Он молча кивнул. Почему-то сейчас он чувствовал себя неспособным на обычную успокаивающую ложь.
– Говорил я ему! – с легкой досадой сказал мальчик, и Панов понял, что это он об отце. – Знаете, сколько тут до вас побывало всяких… – он замялся.
– Шарлатанов? – подсказал Панов.
Мальчик в знак согласия закрыл и снова открыл глаза.
– И я такой же?
– Нет… Вы – нет, – медленно выговорил больной. – Я ощущал, как от ваших рук исходило… И боль совсем пропала. Знаете, хуже всего – это боль. Просто невозможно. У родителей все деньги ушли на обезболивающие. Отец и машину продал…
– Больше не будет болеть, – заверил Панов.
– Совсем?
Он кивнул.
– Хорошо. Жаль только, что вы так поздно. А то у них, наверное, даже на похороны не осталось…
Панов сглотнул. Мальчик проговорил это спокойно и деловито – словно речь шла о ком-то другом.
– Тебя как зовут? – спросил он больного.
– Игорь. А вас?
– Дмитрий Иванович.
– Приятно было с вами познакомиться.
– Мне тоже, – невольно отозвался он и вдруг спросил: – Тебе не страшно?
– Нет, – спокойно ответил Игорь. – Было немного в самом начале. Потом прошло. Плохо только, что это так долго. И родителей жалко: мама плачет, отец бегает, экстрасенсов всяких ищет…

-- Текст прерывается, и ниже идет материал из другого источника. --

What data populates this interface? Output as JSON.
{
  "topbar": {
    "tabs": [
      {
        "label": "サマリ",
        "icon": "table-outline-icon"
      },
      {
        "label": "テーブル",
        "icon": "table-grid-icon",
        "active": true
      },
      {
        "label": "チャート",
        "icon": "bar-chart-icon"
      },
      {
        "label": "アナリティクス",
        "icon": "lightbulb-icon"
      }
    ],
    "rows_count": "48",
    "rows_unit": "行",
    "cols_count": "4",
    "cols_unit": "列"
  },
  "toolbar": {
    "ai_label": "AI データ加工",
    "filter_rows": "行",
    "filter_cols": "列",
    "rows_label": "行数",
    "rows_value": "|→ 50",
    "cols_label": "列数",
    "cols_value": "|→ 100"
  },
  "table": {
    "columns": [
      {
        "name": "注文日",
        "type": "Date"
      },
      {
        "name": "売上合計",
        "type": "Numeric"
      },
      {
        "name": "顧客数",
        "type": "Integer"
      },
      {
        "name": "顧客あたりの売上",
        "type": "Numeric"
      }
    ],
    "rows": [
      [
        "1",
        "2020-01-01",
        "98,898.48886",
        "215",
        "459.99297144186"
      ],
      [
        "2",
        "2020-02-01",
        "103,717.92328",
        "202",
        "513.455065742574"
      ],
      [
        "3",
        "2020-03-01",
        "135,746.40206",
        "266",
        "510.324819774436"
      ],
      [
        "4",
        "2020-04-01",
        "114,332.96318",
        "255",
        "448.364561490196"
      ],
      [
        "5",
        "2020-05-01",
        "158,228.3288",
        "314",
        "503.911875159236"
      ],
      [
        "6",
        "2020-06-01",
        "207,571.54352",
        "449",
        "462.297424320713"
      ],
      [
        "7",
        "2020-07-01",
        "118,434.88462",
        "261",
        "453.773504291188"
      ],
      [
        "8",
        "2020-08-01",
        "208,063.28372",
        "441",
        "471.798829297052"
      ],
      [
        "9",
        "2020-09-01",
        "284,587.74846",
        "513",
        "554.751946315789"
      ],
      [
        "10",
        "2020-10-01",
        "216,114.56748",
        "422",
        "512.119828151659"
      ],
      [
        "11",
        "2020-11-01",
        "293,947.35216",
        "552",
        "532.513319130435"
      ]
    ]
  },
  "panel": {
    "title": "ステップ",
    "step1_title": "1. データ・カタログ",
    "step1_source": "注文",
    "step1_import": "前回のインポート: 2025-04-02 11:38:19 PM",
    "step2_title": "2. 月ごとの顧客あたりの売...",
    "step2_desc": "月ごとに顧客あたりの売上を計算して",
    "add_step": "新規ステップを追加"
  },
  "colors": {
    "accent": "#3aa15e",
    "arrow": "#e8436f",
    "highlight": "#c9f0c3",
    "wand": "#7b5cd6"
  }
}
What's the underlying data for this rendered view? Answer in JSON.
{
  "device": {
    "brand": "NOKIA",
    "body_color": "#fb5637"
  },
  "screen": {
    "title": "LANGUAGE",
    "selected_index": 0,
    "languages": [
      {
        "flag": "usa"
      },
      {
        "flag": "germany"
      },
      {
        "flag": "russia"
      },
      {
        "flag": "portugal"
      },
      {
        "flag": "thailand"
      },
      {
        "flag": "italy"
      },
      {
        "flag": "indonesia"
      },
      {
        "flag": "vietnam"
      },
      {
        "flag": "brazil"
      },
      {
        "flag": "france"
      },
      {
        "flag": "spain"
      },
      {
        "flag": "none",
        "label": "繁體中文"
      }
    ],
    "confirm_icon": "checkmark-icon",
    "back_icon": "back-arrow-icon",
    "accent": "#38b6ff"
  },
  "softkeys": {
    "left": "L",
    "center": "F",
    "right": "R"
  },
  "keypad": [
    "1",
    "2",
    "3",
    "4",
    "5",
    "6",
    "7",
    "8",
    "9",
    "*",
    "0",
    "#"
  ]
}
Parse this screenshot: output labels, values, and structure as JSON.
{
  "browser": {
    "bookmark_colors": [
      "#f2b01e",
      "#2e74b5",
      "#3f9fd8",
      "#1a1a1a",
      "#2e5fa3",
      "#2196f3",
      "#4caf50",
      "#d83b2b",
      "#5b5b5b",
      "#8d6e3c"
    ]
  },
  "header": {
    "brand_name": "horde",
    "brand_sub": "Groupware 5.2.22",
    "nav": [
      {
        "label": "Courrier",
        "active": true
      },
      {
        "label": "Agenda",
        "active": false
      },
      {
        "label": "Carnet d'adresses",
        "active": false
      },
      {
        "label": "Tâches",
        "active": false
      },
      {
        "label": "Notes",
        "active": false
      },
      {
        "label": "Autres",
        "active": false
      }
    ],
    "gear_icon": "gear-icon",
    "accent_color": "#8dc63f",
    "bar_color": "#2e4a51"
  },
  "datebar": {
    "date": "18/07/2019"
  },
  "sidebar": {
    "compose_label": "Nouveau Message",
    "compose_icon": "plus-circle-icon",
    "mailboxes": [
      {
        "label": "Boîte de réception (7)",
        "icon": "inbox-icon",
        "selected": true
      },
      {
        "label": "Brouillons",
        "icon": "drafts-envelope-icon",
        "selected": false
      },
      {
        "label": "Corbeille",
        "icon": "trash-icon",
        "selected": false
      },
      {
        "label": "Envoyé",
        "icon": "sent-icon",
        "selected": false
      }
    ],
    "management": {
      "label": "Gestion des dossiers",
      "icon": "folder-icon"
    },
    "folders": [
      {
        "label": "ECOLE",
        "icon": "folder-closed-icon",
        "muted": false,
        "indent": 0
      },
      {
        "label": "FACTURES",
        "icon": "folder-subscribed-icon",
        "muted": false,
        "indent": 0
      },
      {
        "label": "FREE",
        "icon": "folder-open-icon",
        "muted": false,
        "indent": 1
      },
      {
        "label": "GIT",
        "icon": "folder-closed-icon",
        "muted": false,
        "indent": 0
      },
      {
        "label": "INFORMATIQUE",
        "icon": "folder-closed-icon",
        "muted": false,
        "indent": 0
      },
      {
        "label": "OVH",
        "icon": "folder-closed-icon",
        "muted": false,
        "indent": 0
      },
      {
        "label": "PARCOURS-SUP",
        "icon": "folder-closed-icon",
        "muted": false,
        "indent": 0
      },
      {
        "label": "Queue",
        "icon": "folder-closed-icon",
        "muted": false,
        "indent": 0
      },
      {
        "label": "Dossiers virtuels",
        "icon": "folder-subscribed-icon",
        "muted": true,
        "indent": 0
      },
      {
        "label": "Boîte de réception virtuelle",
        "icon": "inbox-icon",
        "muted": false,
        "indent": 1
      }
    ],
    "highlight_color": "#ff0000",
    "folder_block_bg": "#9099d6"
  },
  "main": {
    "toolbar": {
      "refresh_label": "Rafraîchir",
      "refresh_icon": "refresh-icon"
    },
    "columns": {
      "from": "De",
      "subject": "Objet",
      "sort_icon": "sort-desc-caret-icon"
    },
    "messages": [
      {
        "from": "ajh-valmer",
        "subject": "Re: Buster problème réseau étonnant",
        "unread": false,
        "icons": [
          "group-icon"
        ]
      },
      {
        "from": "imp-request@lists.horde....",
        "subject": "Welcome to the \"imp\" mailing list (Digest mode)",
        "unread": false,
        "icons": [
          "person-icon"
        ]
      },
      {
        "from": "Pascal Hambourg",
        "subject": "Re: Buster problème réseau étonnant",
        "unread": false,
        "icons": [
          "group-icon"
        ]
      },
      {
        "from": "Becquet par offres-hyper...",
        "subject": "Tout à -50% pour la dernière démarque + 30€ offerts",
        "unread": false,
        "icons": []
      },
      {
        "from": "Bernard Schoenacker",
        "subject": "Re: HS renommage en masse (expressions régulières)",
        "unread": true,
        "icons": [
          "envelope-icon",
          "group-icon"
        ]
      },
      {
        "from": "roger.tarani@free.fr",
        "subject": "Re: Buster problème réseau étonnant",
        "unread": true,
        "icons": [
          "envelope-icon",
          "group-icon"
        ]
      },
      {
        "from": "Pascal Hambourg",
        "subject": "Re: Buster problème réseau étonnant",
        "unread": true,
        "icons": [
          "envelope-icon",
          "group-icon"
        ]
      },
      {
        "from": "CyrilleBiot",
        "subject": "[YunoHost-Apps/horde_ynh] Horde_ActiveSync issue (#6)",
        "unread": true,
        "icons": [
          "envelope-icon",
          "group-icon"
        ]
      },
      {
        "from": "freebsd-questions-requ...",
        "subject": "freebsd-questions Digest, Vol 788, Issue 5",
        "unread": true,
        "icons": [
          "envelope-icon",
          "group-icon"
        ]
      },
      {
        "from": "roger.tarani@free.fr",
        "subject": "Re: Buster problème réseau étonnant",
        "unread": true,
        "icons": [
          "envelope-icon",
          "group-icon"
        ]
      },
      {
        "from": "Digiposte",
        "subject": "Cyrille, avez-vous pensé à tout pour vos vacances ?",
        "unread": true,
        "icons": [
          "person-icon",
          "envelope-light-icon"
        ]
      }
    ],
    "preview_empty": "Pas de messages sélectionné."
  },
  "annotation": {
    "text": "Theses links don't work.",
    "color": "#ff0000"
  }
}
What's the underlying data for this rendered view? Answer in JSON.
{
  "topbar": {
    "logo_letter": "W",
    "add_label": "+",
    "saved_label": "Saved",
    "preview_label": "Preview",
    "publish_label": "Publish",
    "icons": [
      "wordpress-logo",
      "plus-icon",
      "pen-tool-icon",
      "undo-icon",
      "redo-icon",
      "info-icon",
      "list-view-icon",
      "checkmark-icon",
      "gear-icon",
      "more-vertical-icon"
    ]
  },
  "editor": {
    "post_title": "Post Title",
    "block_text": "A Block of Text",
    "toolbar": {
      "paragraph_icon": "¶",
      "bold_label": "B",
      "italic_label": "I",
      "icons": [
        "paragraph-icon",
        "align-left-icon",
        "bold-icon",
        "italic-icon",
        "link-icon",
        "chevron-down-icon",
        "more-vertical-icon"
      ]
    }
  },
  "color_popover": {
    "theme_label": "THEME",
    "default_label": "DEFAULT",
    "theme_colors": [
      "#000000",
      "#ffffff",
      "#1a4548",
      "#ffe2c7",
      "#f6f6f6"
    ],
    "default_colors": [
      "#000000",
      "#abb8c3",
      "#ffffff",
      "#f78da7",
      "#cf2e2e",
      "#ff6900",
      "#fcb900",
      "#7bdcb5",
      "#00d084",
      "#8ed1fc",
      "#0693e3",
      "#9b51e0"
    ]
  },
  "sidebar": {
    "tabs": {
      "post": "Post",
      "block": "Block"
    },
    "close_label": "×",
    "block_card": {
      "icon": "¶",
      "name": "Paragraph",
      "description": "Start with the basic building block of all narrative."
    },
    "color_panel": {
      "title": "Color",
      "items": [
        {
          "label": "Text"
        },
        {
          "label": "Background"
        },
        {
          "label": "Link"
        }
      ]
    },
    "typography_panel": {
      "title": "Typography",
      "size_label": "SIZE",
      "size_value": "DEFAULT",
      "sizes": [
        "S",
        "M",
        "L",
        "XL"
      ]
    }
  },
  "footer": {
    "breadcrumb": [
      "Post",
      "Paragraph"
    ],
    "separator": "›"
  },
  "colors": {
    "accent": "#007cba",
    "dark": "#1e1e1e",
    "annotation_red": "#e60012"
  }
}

– Теперь уже недолго, – неожиданно для себя заверил Панов.
– Я знаю, – мальчик еле заметно улыбнулся. – Я это сегодня понял. Знаете, мне сон приснился: свет вокруг, такой яркий-яркий, и кто-то в белом меня зовет. Было хорошо и совсем не страшно. Мне даже стыдно стало, что я когда-то боялся. Человек не должен этого бояться…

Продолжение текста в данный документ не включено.